Though Oakland remains a stronghold for Bay Area apartment growth, condos in the East Bay have been a much different story. Oakland and Emeryville saw a combined 246 condo deliveries in 2019, a fraction of the nearly 2,500 new apartments that came online last year, according to Polaris Pacific research.
That lopsidedness is expected to continue, which will serve current condo sellers well, Polaris Pacific partner Paul Zeger said.
“The reality of the East Bay right now is there’s a much smaller pipeline of new condominium developments,” he said. “Most of the product being delivered in Oakland in the near future will be apartments.”
Like with apartments in San Francisco, apartments in Oakland have tended to be more financially feasible for builders than condos, according to Zeger. While REITs and other national developers that build many of Oakland’s new apartments often accept single-digit returns, condo builders are still looking to get returns well into the double digits, a task made challenging by the Bay Area’s ever-growing construction costs.
“Right now, you pretty much have to get $1,100 or $1,200 per SF to justify new concrete construction in the East Bay,” Zeger said. “And right now the market is probably more in the $1K to $1,100 SF range, which means you’re not generating a lot of new product.”

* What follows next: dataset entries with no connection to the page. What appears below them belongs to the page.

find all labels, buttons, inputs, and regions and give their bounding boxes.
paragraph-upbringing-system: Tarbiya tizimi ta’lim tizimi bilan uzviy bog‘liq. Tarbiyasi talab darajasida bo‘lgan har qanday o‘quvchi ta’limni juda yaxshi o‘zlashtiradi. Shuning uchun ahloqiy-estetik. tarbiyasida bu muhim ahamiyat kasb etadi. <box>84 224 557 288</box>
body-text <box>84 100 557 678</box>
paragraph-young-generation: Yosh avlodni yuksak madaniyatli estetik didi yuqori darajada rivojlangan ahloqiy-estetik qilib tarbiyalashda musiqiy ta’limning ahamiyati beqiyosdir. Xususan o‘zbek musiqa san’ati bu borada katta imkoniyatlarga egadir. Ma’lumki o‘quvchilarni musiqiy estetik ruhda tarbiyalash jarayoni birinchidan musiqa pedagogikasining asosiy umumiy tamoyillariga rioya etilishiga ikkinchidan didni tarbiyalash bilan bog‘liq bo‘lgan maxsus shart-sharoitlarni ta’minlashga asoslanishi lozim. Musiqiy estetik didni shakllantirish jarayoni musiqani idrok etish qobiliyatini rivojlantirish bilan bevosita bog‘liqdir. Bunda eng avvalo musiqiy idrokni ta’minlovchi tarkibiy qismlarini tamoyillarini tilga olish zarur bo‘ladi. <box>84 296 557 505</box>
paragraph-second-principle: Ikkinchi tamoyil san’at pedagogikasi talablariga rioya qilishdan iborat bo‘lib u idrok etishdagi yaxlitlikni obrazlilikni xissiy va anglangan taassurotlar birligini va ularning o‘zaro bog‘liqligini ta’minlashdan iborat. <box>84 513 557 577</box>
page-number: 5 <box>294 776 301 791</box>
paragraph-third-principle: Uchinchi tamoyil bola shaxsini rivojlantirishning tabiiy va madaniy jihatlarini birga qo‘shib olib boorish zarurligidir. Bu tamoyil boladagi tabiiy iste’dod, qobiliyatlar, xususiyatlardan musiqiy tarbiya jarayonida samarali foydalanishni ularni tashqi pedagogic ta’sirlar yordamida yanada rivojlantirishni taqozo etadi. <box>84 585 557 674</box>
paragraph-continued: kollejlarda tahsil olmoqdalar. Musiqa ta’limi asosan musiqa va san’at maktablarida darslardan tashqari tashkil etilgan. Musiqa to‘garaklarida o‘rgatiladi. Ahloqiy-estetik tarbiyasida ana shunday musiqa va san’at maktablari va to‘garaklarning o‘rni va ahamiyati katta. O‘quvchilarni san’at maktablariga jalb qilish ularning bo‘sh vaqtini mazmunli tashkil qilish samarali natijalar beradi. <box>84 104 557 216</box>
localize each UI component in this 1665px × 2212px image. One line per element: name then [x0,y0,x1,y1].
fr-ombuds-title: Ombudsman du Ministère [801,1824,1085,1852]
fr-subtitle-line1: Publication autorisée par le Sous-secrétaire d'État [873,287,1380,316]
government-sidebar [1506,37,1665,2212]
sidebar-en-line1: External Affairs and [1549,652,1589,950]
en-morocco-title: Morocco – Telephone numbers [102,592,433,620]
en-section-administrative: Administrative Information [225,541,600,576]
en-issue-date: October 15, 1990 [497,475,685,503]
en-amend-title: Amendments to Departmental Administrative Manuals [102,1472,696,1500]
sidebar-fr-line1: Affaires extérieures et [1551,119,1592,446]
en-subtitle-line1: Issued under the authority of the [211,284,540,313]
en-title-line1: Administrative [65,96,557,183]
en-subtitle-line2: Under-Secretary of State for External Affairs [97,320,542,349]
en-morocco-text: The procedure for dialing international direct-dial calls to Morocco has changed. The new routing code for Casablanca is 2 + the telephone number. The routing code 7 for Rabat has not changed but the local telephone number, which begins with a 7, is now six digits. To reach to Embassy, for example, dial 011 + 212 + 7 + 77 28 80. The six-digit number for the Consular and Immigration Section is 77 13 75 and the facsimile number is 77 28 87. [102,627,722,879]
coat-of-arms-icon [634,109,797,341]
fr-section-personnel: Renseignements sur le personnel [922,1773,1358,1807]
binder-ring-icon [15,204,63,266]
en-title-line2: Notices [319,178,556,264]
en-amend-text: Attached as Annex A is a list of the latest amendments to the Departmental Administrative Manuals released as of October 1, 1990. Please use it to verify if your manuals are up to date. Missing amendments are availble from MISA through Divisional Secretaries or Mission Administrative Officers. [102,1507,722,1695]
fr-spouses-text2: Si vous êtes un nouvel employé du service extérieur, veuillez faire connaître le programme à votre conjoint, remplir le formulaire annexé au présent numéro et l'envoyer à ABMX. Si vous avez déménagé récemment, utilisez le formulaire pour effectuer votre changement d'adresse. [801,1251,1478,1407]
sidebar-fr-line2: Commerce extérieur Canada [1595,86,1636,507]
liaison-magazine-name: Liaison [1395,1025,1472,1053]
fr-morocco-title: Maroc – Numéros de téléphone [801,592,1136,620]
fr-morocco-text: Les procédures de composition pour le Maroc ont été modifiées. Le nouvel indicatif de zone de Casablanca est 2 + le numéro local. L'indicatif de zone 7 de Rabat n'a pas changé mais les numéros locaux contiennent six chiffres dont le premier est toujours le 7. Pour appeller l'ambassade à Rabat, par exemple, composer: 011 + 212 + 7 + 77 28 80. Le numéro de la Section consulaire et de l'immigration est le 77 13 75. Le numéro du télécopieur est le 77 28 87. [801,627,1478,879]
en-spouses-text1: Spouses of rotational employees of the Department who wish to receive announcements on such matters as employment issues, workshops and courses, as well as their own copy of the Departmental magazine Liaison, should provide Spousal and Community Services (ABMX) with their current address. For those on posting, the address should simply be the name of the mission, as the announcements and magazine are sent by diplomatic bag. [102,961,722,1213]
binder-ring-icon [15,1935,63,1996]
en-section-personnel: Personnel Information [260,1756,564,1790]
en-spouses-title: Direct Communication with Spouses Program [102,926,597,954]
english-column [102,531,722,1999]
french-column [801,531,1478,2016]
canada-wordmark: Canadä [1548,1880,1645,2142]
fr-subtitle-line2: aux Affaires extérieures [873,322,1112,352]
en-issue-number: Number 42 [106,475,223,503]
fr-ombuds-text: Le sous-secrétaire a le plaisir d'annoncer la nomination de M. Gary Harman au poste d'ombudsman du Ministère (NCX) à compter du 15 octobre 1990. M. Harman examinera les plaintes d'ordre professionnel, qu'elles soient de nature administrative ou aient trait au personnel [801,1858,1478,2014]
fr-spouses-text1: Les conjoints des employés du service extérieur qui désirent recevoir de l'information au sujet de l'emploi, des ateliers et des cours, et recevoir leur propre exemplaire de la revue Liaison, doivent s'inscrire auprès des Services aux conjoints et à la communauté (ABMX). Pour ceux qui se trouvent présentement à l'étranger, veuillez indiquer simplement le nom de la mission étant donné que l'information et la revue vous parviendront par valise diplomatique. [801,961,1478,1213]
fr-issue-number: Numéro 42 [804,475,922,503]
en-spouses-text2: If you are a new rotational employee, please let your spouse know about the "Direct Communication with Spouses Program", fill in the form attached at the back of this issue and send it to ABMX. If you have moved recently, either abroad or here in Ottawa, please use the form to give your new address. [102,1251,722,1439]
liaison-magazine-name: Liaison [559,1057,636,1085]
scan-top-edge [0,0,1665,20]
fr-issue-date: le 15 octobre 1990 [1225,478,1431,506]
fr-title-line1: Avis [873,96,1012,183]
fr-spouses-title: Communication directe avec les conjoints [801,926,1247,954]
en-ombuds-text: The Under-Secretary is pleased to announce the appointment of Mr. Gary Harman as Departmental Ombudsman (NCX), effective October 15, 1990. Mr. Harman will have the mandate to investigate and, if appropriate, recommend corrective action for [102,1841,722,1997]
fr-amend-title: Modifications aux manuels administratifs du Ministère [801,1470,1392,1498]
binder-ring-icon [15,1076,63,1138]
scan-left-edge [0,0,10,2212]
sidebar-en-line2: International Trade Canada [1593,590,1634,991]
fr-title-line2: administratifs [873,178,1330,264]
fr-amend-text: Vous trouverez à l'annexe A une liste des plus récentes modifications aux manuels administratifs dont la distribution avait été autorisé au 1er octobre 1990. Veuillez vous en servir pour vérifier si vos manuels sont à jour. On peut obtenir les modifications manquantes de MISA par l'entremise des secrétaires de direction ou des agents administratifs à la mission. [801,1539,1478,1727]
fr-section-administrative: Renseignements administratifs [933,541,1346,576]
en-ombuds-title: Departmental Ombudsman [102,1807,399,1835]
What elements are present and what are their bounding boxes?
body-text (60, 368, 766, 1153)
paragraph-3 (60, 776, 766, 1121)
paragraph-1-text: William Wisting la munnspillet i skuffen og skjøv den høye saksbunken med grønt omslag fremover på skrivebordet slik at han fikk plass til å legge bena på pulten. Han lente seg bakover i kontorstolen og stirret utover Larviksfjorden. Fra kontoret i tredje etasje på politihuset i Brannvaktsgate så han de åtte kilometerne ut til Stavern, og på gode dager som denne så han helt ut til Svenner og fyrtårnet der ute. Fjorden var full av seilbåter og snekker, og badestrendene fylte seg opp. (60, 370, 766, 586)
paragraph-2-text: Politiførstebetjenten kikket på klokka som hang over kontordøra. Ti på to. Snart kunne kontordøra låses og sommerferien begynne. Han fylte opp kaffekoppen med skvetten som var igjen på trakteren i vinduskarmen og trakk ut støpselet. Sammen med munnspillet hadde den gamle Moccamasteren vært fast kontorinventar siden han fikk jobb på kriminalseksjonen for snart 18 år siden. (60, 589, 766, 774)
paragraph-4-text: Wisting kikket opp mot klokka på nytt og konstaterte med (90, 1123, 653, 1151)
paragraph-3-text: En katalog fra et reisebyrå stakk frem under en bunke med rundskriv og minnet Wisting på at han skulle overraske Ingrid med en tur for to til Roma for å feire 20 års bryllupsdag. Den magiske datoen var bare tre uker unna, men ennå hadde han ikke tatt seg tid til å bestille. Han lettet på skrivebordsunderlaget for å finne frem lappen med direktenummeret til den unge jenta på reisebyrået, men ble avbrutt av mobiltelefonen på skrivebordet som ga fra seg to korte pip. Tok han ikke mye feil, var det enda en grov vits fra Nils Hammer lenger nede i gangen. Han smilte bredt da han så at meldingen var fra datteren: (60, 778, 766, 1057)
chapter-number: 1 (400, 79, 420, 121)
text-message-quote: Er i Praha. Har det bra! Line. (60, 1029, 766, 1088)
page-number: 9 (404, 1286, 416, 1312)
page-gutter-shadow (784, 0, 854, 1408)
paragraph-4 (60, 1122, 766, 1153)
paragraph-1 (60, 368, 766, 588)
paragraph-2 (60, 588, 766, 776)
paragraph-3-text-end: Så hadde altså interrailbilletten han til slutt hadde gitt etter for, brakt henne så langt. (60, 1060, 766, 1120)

As of June, Oakland had 353 condos approved or under construction versus 12,209 such apartments, Polaris Pacific’s latest report shows. All told, Oakland and Emeryville currently have 127 new condos on the market spread across three projects.
One of those projects, The Pauls Corp.’s 901 Jefferson, hit the market in May with 75 new residences, two of which were under contract as of last month, with sales being led by Polaris Pacific.
The other two projects with new available units, City Ventures‘ Ice House community in West Oakland and Discovery Builders‘ Skyview community in the Oakland Hills, hit the market in 2018 and have 24% and 40% of their residences available, respectively, according to Polaris Pacific’s June report.
Oakland’s median condo price during a three-month period ending May 31 was $625K, according to Polaris Pacific.